While I deeply appreciate all of the volunteer work, the organizations building visibility and contributing to research, charity is just not enough. I understand the need to run, walk, raise money for ASD research and support, but that pales in comparison to what is needed: a nationally-funded mandate to provide children with ASD the full range of necessary therapies for the best possible outcomes.
To do that, we need to build the power to stand up to those vested in the current state of things: those who believe people and democracy support money and markets, not the other way around. Make no mistake, that's our value system, and that's who's leading us right now. Our power is derived from the organization of people, who see their self interest is tied directly to the value we have for all.

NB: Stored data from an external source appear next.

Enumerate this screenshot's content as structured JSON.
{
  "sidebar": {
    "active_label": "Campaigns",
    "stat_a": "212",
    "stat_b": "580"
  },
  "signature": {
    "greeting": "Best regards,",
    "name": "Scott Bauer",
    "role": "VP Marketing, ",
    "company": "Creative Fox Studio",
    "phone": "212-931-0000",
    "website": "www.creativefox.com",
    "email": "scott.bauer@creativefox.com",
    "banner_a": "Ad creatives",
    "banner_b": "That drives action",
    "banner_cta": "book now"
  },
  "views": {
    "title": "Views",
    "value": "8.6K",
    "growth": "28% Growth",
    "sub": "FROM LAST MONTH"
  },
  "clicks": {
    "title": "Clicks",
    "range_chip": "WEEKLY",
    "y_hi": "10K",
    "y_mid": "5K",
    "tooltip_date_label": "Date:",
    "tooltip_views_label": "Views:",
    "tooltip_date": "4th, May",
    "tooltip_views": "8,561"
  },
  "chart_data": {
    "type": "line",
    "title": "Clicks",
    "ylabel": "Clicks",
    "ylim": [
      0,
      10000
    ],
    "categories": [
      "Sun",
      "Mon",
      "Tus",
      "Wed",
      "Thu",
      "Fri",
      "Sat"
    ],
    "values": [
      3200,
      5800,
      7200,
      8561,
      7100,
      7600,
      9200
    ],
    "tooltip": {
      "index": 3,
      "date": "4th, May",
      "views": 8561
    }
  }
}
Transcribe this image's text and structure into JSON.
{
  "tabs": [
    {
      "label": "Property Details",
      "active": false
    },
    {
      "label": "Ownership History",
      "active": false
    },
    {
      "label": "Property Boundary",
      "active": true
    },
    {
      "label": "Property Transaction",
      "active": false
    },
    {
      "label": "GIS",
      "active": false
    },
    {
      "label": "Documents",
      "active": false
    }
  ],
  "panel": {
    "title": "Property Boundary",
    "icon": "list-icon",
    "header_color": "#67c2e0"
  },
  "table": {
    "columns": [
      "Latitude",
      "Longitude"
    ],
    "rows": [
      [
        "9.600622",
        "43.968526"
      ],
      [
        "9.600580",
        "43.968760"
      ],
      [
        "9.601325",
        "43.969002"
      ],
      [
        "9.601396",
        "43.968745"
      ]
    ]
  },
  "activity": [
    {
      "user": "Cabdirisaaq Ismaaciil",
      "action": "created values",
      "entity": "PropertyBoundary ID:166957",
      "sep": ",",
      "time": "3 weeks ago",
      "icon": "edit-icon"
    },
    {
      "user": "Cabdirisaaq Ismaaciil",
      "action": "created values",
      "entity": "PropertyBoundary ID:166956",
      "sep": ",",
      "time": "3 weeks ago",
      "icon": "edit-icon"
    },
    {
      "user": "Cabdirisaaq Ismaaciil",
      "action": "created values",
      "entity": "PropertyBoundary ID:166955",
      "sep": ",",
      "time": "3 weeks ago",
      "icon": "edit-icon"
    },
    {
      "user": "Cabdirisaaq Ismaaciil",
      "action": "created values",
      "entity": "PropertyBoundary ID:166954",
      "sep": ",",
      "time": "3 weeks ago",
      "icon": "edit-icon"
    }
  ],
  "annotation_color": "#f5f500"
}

Because I am terrified of what will happen to my kids when I die, I am building power for the equity and wellbeing of all. If I fail, when I depart this earth, my children will be relegated to stations of the unwanted and unworthy. Many already find themselves in those stations, and I am working for a society that provides and protects people for who they are. Only together can we provide the means for each of us to reach our full capacity as human beings, including my sons. That's why I'm organizing hundreds of people locally and working with thousands across Pennsylvania. We are building a movement for each other and ourselves. Enough words, it's time to get to work for a society that puts people first.